A série original da Netflix criada por Howard J. Morris e Marta Kauffman (criadora também de Friends) tem os episódios de meia hora tão levinhos e gostosos que nem se sente passar. As talentosíssimas Jane Fonda e Lily Tomlin (também produtoras executivas) lideram a série passada em San Diego, Califórnia quando, logo no início do primeiro episódio, são deixadas pelos seus maridos que decidiram assumir o relacionamento que vinham mantendo em segredo pelos últimos 20 anos.

Grace e Frankie são as protagonistas de setenta anos e coração partido. Grace (Jane Fonda), já tinha se distanciado do marido Robert (Martin Sheen) há tempos e estava infeliz no casamento, o mantendo apenas como mais uma tradição a ser cumprida. Por outro lado, Frankie (Lily Tomlin) e seu marido Sol (Sam Waterston) viviam um relacionamento alegre e harmonioso, eram melhores amigos, compartilhavam os mesmos hábitos e filosofia de vida.

Grace é a típica mulher elegante, séria e poderosa; usa terninhos, maquiagem, cabelos bem escovados, pintados e com aplique. Objetiva e sarcástica, adora um Martini bem seco com duas azeitonas; bota a mão na massa, faz mil tarefas ao mesmo tempo todas com excelência. Porém não gosta de ser contrariada e frequentemente impõe sua posição de forma autoritária. Por trás dessa fachada, esconde uma imensa fragilidade emocional; não faz planos para seu futuro com medo de se frustrar, e não se permite viver pela ordem da paixão.

Em contrapartida, Frankie vive em paz consigo mesma. É super aberta à subjetividade das coisas; seus cabelos memoráveis são longos, bagunçados e grisalhos. É hippie, espiritualizada e fala de tabus tranquilamente. Tem soluções criativas, se expressa através da arte e age no ritmo da sua vontade. Porém tem dificuldade de manter o foco, tanto durante uma conversa quanto na rotina diária, é impulsiva e atrapalhada; facilmente ignora as responsabilidades da vida adulta, deixando os outros em constante estado de alerta.

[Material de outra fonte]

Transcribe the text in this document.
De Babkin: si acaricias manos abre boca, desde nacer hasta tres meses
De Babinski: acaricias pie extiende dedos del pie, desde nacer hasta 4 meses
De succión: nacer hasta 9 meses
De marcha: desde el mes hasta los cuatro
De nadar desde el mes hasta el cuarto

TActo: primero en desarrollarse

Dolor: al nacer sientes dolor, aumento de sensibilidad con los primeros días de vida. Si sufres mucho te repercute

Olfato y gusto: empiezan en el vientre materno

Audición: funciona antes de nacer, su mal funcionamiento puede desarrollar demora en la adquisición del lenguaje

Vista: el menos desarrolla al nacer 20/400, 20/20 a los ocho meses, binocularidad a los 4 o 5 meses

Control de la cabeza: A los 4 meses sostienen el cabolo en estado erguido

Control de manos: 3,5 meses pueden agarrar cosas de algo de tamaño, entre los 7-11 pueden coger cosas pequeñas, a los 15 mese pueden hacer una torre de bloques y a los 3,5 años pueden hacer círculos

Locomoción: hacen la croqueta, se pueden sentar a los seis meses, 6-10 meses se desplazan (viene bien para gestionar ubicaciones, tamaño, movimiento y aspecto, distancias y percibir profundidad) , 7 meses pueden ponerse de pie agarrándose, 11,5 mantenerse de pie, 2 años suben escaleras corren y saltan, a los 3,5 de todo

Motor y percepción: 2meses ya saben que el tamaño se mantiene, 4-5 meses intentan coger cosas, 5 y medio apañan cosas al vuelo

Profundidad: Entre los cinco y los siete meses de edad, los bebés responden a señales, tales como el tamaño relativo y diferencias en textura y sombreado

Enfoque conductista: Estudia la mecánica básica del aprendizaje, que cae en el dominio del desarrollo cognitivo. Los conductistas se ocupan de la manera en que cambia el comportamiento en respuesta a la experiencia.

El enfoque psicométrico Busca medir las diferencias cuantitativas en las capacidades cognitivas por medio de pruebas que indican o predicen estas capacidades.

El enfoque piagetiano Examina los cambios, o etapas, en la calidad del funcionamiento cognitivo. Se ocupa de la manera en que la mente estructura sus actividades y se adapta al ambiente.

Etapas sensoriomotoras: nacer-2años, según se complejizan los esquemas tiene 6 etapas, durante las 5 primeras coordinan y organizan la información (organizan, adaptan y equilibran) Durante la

Apesar de serem muito diferentes e pouco amigas, as duas acabam morando na mesma casa se permitindo aos poucos a aprenderem algo novo uma com a outra. Juntas constroem uma verdadeira amizade, se aventuram no empreendedorismo, redefinem relações afetivas e familiares, e descobrem como recomeçar a vida após quarenta anos casada com a mesma pessoa. A combinação entre o certinho demais com o largado demais é bastante harmoniosa.

Sol e Robert, que mesmo mantendo o relacionamento em segredo por vinte anos, não tiveram medo de se assumir e de viver a história em que acreditam. Eles se deliciam com a nova rotina juntos, com questões como que tipo de gays querem ser, ousados ou tradicionais, e aprendem a lidar com os velhos hábitos, amigos antigos e família. Tudo é descoberta, tudo é novo. Ao longo da temporada o casal vai ficando mais confiante com o fato de ser gay, Robert usa roupas coloridas e deixa os seus trejeitos soltos e Sol se dedica às causas gays se recusando a voltar para o armário.

Além de acompanharmos a superação e as aventuras das duas protagonistas e os desafios de seus ex-maridos, caminhamos pelo território da terceira idade com muito bom humor. Eles irão nos ensinar sobre ressecamento vaginal, sexo e masturbação feminina, homofobia e casamento homossexual na terceira idade. Também trarão à tona assuntos como culpa cristã, porte de armas, eutanásia, proteção ambiental, e a invisibilidade que os idosos sofrem.

Os filhos de Grace e Robert, Mallory (Brooklyn Decker) e Brianna (June Diane Raphael); e os de Frankie e Sol, Coyote (Ethan Embry) e Nwabudike (Baron Vaughn) não têm seus arcos narrativos tão desenvolvidos embora cada personagem evolua ao seu tempo. De forma leve e cômica, os quatro irão se preocupar com suas mães, eventualmente as retratando como incapazes e sozinhas (leia-se "sem a companhia de homens", já que elas irão afirmar constantemente terem uma à outra), preocupação essa que raramente acontecerá com seus pais. Embora, na maioria das vezes, o cuidado seja precoce e excessivo, parece ser um retrato verossímil em relação à maioria dos adultos com pais e mães idosos.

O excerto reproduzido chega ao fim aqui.